This is the fourth in a series about TPI performance tests.  These tests can help us identify weaknesses in your golf swing just by watching you perform a simple movement.

This particular test is a pretty basic variation on “bend over and touch your toes,” but it’s very important, as it gauges mobility in your lower back and hamstrings, and it can also identify a hip problem versus a lower back or core limitation.

How to perform the test:
Stand with your feet together and toes pointing forward.  Bend from the hips forward and try to touch the ends of your fingers to the tips of your toes, without bending your knees.  Go as far as possible without pain, and try to keep your knees straight through the whole test.  If you can touch your toes, great, you pass!  If you can’t make it all the way there, you have a little investigating to do.

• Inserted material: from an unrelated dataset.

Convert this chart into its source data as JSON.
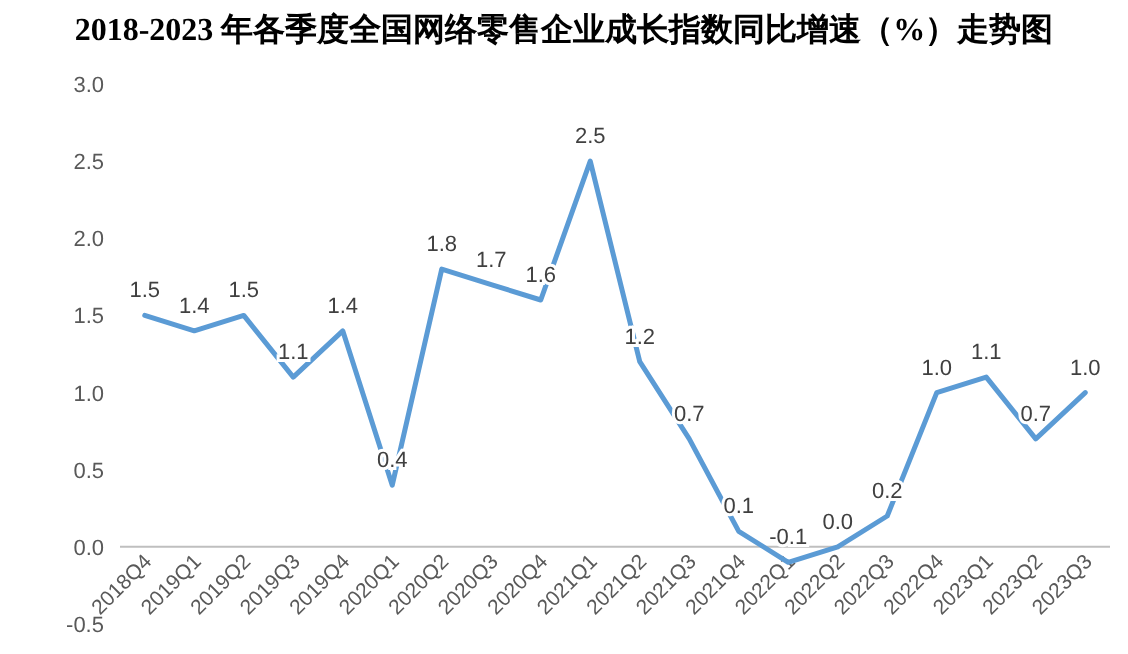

Try getting something to elevate one of your feet a couple of inches, such as a phone book.  Stand with one foot on the book and the other flat on the floor, so that your knee is slightly bent on the elevated side, and straight on the side that’s flat on the floor.  Now, try touching your toes again.  Is it any easier?  Try it again with the opposite foot elevated.  If it’s easier on one side than on the other, then you have a limitation in one of your hips, rather than in your hamstrings or your lower back.

The inability to touch your toes can be caused by a couple of issues: one would be a lack of hamstring flexibility, another would be a lack of hip joint mobility.  If you have arthritic hips or cartilage, it’s unlikely you can perform the toe touch test.

About 57% of amateur golfers can perform the toe touch test, whereas 82% of PGA tour golfers can perform it.

Corrective Exercises:

Reverse Toe Touch:
Go into a squat position with your feet together.  Grab your toes, and start to extend your legs, pushing your butt up into the air, stretching out your hamstrings.  Repeat.

Leg Lowering with Resistance:
Attach the middle of some resistance tubing high up on a door or a wall, leaving the handles dangling down.  Lie on your back with your head toward the wall, and place your feet in the handles of the resistance bands.  Lift your legs up and straighten them out.  Keeping both knees straight, lower and then raise each leg from the hip joint.  This replicates the movement of your hips as a hinge, and can help you perform the toe touch.

There you go!  Obviously there’s more to these tests.  There are other things that I can identify if I actually see you perform the toe touch.  Feel free to do the tests and perform the exercises listed here though, and don’t forget that your whole body forms part of the kinetic chain of a golf swing.